To compute a 95% confidence interval for the difference in proportions of fatalities between occupants not wearing seat belts and those who are, we can follow these steps:

1. Define the proportions:

   • $p_1$: Proportion of fatalities among occupants not wearing seat belts.
   • $p_2$: Proportion of fatalities among occupants wearing seat belts.

   Given:

   • $n_1 = 2975$ (not wearing seat belts)
   • $x_1 = 35$ (fatalities not wearing seat belts)
   • $n_2 = 7864$ (wearing seat belts)
   • $x_2 = 16$ (fatalities wearing seat belts)
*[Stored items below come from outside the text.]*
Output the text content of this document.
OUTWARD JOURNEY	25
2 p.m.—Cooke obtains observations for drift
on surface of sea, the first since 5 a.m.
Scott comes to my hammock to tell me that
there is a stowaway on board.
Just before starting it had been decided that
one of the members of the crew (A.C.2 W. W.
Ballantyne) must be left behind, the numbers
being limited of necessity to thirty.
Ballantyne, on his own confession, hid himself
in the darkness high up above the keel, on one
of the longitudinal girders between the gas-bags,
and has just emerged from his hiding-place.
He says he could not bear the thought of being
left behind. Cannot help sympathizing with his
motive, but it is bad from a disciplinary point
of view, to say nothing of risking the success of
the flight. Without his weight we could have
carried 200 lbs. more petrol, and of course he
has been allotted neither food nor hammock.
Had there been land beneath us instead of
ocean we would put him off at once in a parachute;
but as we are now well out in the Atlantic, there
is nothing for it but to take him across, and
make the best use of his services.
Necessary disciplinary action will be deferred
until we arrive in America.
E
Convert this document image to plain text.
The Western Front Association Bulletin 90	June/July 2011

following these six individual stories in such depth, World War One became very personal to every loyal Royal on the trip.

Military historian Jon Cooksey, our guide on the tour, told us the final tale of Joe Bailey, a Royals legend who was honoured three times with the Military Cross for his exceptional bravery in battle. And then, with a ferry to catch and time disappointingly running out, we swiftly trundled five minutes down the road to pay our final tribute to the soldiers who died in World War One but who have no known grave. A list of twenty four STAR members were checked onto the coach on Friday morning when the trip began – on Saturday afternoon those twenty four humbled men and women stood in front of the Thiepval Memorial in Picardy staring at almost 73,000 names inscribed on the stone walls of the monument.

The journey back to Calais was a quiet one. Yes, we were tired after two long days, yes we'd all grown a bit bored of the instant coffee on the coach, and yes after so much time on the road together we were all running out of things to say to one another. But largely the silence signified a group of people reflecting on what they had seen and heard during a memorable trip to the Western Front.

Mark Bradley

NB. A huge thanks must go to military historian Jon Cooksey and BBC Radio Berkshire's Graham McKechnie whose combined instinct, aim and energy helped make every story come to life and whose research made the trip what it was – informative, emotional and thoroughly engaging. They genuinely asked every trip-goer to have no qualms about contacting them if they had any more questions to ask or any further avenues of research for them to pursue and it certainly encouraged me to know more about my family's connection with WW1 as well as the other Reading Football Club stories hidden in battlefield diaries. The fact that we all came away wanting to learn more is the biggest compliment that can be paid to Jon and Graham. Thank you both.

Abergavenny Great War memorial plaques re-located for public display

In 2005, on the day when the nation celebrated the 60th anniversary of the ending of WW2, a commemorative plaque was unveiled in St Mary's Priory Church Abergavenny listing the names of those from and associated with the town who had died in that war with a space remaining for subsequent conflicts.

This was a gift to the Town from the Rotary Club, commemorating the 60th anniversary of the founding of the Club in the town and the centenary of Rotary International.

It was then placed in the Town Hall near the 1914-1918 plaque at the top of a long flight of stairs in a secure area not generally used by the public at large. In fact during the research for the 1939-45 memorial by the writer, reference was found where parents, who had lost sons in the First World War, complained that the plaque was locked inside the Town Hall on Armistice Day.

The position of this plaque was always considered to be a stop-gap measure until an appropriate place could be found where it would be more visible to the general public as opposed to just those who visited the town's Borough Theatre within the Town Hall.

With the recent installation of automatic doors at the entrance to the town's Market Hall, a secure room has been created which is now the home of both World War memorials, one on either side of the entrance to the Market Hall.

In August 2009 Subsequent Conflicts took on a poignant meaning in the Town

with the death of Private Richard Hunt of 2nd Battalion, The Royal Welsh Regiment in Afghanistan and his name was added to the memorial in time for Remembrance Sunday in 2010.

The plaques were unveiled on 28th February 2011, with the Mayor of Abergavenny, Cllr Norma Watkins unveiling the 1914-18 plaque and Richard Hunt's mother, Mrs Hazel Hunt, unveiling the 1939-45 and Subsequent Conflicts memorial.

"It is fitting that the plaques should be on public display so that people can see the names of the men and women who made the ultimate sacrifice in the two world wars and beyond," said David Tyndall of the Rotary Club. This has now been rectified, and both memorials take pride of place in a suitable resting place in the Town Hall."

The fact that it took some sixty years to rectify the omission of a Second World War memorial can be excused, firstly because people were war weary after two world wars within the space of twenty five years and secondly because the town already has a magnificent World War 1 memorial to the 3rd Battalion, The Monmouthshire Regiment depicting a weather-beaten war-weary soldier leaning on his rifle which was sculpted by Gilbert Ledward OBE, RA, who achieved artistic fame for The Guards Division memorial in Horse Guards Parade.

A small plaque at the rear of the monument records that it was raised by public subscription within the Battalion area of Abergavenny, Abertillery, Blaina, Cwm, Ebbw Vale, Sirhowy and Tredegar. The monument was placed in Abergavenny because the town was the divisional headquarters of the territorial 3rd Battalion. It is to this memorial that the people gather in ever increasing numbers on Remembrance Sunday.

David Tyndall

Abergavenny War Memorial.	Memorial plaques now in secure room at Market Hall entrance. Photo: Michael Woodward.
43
   Calculate the proportions: $p_1 = \frac{x_1}{n_1} = \frac{35}{2975} \approx 0.0118$ $p_2 = \frac{x_2}{n_2} = \frac{16}{7864} \approx 0.0020$

2. Calculate the difference in proportions: $p_1 - p_2 = 0.0118 - 0.0020 = 0.0098$

3. Calculate the standard error (SE) of the difference: $SE = \sqrt{\frac{p_1(1 - p_1)}{n_1} + \frac{p_2(1 - p_2)}{n_2}}$ $SE = \sqrt{\frac{0.0118(1 - 0.0118)}{2975} + \frac{0.0020(1 - 0.0020)}{7864}}$ $SE \approx \sqrt{\frac{0.0118 \times 0.9882}{2975} + \frac{0.0020 \times 0.9980}{7864}} \approx \sqrt{0.00000386 + 0.00000051} \approx \sqrt{0.00000437} \approx 0.0021$

4. Calculate the 95% confidence interval: The critical value for a 95% confidence interval from the standard normal distribution (Z-distribution) is approximately 1.96.

   The confidence interval (CI) is given by: $(p_1 - p_2) \pm Z \times SE$ $CI = 0.0098 \pm 1.96 \times 0.0021$ $CI = 0.0098 \pm 0.0041$ $CI = (0.0057, 0.0139)$

Thus, we can be 95% confident that front-seat occupants not wearing seat belts are between 0.57% and 1.39% more likely to be killed in a car crash compared to those wearing seat belts.

Questions for Further Exploration:

1. What are the implications of these findings for public safety policies?
2. How does the sample size impact the confidence interval?
3. What assumptions are made in this analysis?
4. How would the confidence interval change with different sample sizes?
5. Are there any other factors that could influence the likelihood of fatalities in car crashes?

Tip:

When interpreting confidence intervals, remember that they provide a range of values that likely contain the true parameter, but do not guarantee that the parameter lies within this range for every sample.